Friday, October 01, 2010

The Last 5 Miles

[26M marking at the crest of the Roosevelt Street Bridge. One week after the 2009 Marathon]

The first 20 miles of a Marathon are much easier than the last 6.2.

For the Chicago Marathon's course, that's on the South Side as you travel through Pilsen, Chinatown, Bridgeport, IIT and then the South Loop.

Last year Kim agreed to jump in with me around 21 off of Archer Avenue. I asked her to bring some good stories and jokes. I may not be talking much at that point, but I'd need her to.

Her placement was key. I wanted her to be after 20 but before the busy Chinatown area so she'd be easier for me to find.

The last few miles, leading up to 21 were challenging. But mentally, I told myself I just had to get to Kim.

She picked me out of the crowd. She jumped in, asked how I was doing, and then asked me what I needed. She had her pockets filled with any thing a marathoner could need (advil, gu, gum, water). I didn't have to tell her what to bring - She knew exactly what someone needs at mile 21.

Running through Chinatown and down to Sox Park wasn't all too bad, but that changed as we turned to go east over the Ryan. I knew I still had some work to do, and this is where Kim really turned in to my coach.

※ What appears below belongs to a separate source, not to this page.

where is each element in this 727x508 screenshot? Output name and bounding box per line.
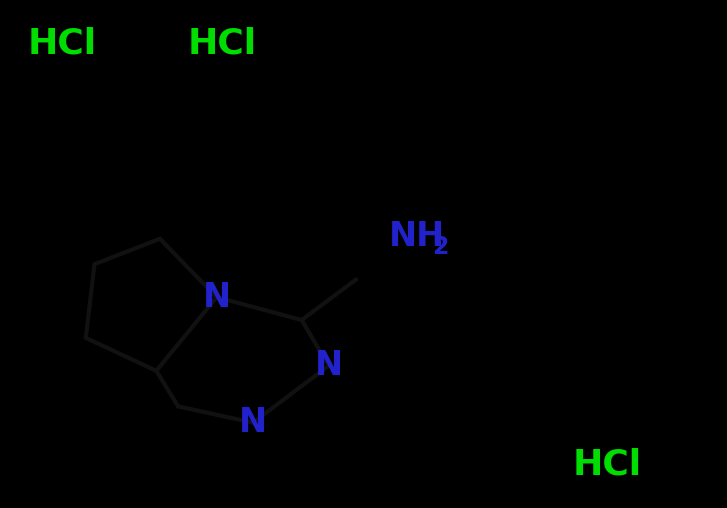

Heading north felt like a warp zone. I was still moving close to my pace, but it felt so slow. Each block seemed to be a few blocks long. I started calculating how many blocks I had left. We remember being at Cermak (2200S/22nd) and thinking that Roosevelt was (0). I was out of it.

Kim continued to be encouraging, telling me stories and asking how I was feeling.

We had talked about her jumping out in the South Loop before the crowds became too thick. Around 17th she asked me what I wanted her to do. I asked her to stay with me, so she did.

As we headed further north, it dawned on me that my previous calculations were wrong. Roosevelt was 1200S or 12th, not 0. I was closer than I thought. Ok, I thought, just make it to the bridge. Once you're at the bridge, you're just about done.

It was right before the bridge at Roosevelt that Kim jumped out. The course was on the north side of the bridge and the south side was closed off. Kim jumped onto the south side of the bridge and ran along with me, just on the other side of the planter dividers.

Through all the cheering from the hundreds of people on the Roosevelt bridge, I could hear Kim saying -
"You look great. You've got this. Use your arms!"

Then I looked to the left and saw my Mom, Dad and my best friend. I thought, how lucky am I to have people I love supporting me?

I looked over to my right and saw just her head over the planters. That's when I started tearing up. How lucky was I to have a friend that was coaching me through the toughest part of the race?

I turned the corner onto Columbus and saw the finish line. I could still hear Kim cheering me on above everyone else. I crossed the finish line. A wave of emotion came over me. I had not felt that way during my first marathon.

I walked through the corrals and saw Kim at the fence. I walked up to her and thanked her. I could not have imagined doing that last leg of the race without her.

Seeing how different the last five were in 2008 and 2009, I wonder what 10.10.10 holds?